First, she makes the exercises in the walk and later on in all three gaits. Especially with the young ones, Cathrine makes a lot of lateral work, because it is a great way to teach balance. She may do 5 meters of leg-yield, and if the horse does it well, she straightens it out and rides forward instead of continuing. If the horse is in balance, she will do it again. 

“As much as possible, I try to alternate between lateral movements and straightening so that the horse does not just trip over in the shoulder and is not in balance” 

When it comes to shoulder-in, Cathrine makes them off the wall, again, to train the horse to keep its balance. And then a lot of tempo changes – also in shoulder-in and half-passes too. She makes the half-pass like the leg-yield. She breaks them off after five metres, straighten the horse for five metres, and continues with the half-pass. All with the main goal to maintain balance and teach the horse to move off the legs.  

“I change it up a lot. I’m not a fan of too much static work. Change tempo, play with directions and change the shape of the lateral movements. It is much more fun and challenging for you and your horse” 

Tip # 7: The trick to a bigger trot 

Tempi changes are so important if you want to build a better trot, Cathrine says. Especially with young horses she has found a perfect tool to gently teach the horse to take bigger strides with more engagement. The trick is to use a show jumping whip instead of the long dressage version. Cathrine says that she uses it to pad on the saddle pad to make the horse push up the abdomen. Some young horses get stressed because of the long dressage whip and this is avoided with the shorter version. For Cathrine, the goal is to get an uphill trot, where the horse’s abdominal muscles are shortened and the back muscles are raised. That way the horse raises its back and automatically takes bigger strides.  

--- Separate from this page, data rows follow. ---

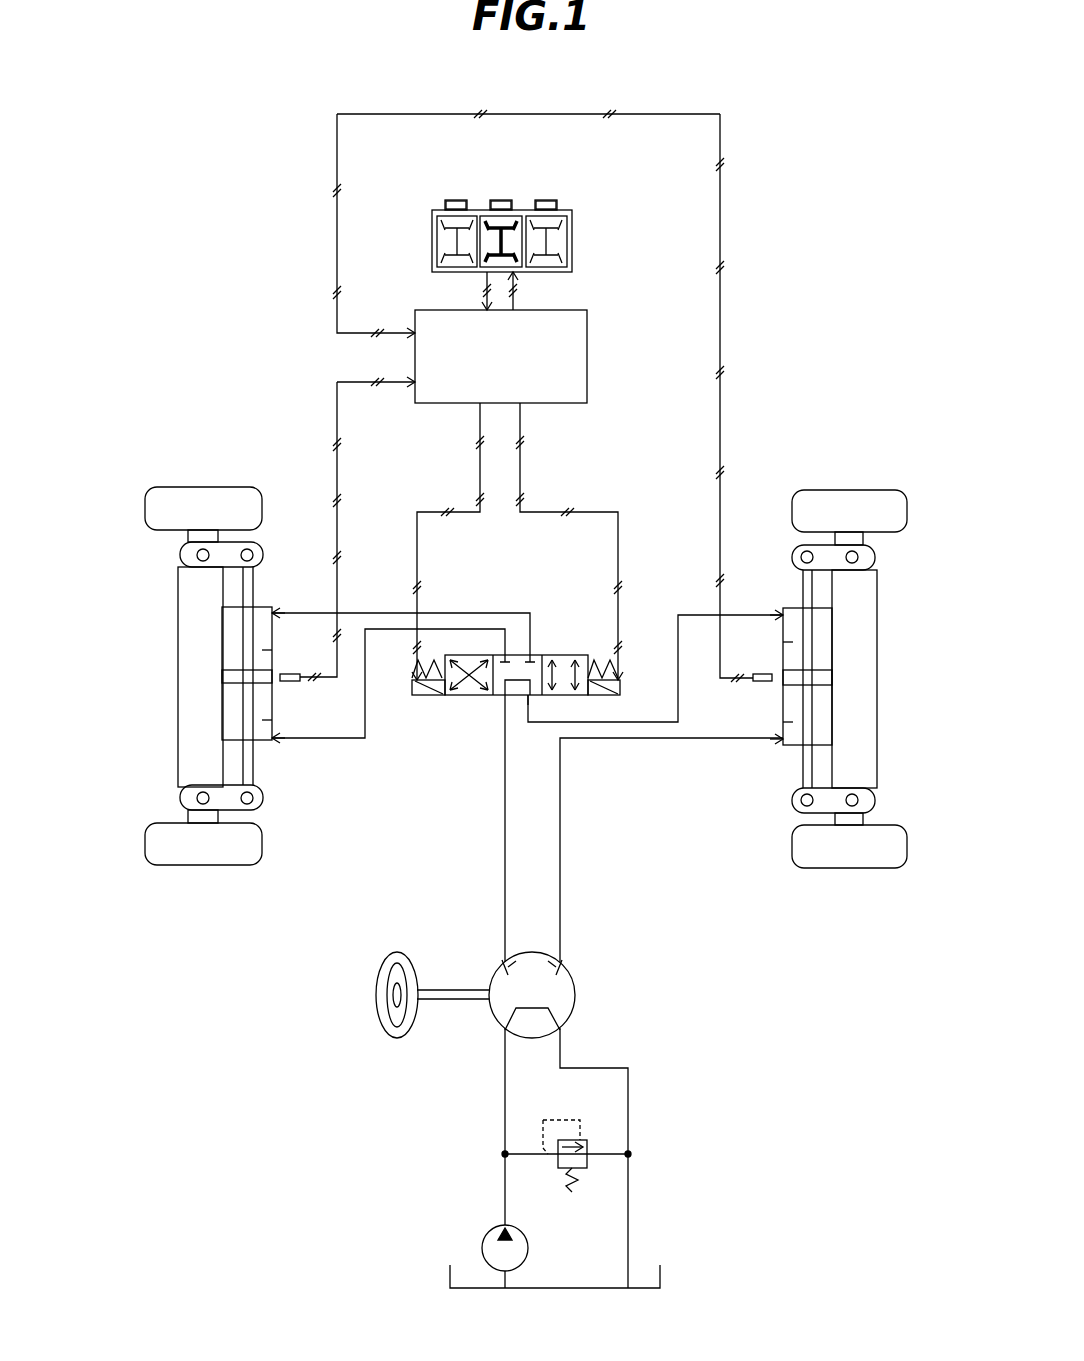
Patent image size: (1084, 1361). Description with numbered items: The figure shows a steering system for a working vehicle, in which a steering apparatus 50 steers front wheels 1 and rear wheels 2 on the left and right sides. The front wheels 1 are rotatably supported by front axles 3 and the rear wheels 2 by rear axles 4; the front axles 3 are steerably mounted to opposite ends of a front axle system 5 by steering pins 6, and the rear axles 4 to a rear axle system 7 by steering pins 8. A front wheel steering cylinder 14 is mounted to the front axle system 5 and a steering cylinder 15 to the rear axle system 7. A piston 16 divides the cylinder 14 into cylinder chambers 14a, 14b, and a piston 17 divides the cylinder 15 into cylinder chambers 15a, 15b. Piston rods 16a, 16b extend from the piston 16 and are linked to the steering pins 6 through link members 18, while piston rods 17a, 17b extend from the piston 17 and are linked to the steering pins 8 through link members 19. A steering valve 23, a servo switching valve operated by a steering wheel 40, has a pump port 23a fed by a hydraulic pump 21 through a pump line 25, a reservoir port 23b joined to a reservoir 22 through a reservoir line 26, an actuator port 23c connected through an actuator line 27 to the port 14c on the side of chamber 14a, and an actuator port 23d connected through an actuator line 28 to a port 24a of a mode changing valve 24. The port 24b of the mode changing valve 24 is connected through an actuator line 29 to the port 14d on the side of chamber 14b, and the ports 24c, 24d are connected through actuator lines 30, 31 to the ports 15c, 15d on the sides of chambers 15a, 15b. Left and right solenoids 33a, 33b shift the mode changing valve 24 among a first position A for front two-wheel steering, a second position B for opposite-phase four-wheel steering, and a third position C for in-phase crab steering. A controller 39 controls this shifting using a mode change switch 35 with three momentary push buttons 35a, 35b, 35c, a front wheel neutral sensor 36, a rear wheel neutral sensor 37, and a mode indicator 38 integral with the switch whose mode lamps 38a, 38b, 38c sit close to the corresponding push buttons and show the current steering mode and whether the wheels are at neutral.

The front wheel 1 is at (907, 512).
The rear wheel 2 is at (145, 508).
The front axle 3 is at (863, 537).
The rear axle 4 is at (188, 536).
The front axle system 5 is at (877, 680).
The steering pin 6 is at (852, 565).
The rear axle system 7 is at (178, 677).
The steering pin 8 is at (203, 562).
The front wheel steering cylinder 14 is at (772, 665).
The cylinder chamber 14a is at (783, 722).
The cylinder chamber 14b is at (783, 642).
The port 14c is at (780, 742).
The port 14d is at (781, 611).
The steering cylinder 15 is at (283, 664).
The cylinder chamber 15a is at (272, 720).
The cylinder chamber 15b is at (272, 650).
The port 15c is at (272, 742).
The port 15d is at (300, 605).
The piston 16 is at (841, 679).
The piston rod 16a is at (797, 772).
The piston rod 16b is at (805, 573).
The piston 17 is at (214, 676).
The piston rod 17a is at (257, 772).
The piston rod 17b is at (263, 552).
The link member 18 is at (807, 548).
The link member 19 is at (247, 548).
The hydraulic pump 21 is at (484, 1232).
The reservoir 22 is at (662, 1276).
The steering valve 23 is at (536, 983).
The pump port 23a is at (502, 1030).
The reservoir port 23b is at (565, 1030).
The actuator port 23c is at (562, 960).
The actuator port 23d is at (502, 960).
The mode changing valve 24 is at (530, 670).
The port 24a is at (503, 700).
The port 24b is at (530, 700).
The port 24c is at (505, 653).
The port 24d is at (531, 653).
The pump line 25 is at (503, 1103).
The reservoir line 26 is at (628, 1113).
The actuator line 27 is at (560, 828).
The actuator line 28 is at (505, 828).
The actuator line 29 is at (655, 675).
The actuator line 30 is at (352, 743).
The actuator line 31 is at (378, 613).
The solenoid 33a is at (420, 698).
The solenoid 33b is at (625, 685).
The mode change switch 35 is at (539, 178).
The push button 35a is at (500, 200).
The push button 35b is at (455, 200).
The push button 35c is at (547, 200).
The front wheel neutral sensor 36 is at (770, 683).
The rear wheel neutral sensor 37 is at (294, 682).
The mode indicator 38 is at (505, 256).
The mode lamp 38a is at (481, 262).
The mode lamp 38b is at (437, 243).
The mode lamp 38c is at (566, 265).
The controller 39 is at (588, 357).
The steering wheel 40 is at (376, 995).
The steering apparatus 50 is at (795, 1060).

Tip #8: Do canter on curved and straight lines 

The canter work is done in the same way. Especially if you have a horse that tends to ‘split a bit’ in the front and back in thecanter, Cathrine explains. If that is the case, she will use the jumping whip and place it on the saddle pad to collect the horse and get it ‘in front of her aids. 

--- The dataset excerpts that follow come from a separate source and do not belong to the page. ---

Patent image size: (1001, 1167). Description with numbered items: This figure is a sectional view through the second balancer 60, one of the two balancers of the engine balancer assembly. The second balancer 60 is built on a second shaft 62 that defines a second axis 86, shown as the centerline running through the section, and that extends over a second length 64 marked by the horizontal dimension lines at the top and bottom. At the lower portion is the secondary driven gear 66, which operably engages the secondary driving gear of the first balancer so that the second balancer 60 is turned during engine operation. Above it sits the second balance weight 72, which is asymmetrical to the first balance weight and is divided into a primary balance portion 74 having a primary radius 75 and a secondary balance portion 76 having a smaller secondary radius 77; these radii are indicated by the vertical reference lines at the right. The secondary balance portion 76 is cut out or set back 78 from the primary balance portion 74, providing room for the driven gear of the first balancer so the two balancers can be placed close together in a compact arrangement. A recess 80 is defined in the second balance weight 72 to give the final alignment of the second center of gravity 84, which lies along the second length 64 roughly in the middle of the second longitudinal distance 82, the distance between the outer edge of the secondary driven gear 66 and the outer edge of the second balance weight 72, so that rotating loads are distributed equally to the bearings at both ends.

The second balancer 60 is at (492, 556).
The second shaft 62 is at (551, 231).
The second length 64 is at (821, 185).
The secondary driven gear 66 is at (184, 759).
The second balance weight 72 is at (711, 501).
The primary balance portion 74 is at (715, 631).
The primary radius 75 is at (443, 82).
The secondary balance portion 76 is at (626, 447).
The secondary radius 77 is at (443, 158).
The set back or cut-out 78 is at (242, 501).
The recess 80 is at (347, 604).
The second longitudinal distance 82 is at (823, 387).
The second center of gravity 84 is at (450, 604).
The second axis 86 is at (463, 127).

“I think a lot about incorporating curved and straight lines into my riding. A way to do this is to ride 20-meter circle and then a straight line down the side of the arena until the horse looses its balance”  

When the young horse loses its balance on the straight line, Cathrine rides a 20-meter circle once again. This is a good way to restore the balance. When the horse is further in its education, she might make a canter pirouette and alternate between canter and walk to make the horse stronger and more supple. But for the young horse, it is all about riding big circles and straight lines.  

Tip #9: Do a lot of the walk outside in nature 

At the end of a training session, Cathrine does much of the walking outside on the beautiful paths around her farm. But if she has a horse with a lower quality walk, she recommends aqua training: 

“Aqua training has really done a lot for me and my horses when it comes to the quality of the walk. It has really helped Bohemian’s walk to do work in water”  

The walk was probably Bohemians weakest gait but with the help of aqua training he has become much looser in his body and has gotten a bigger stride.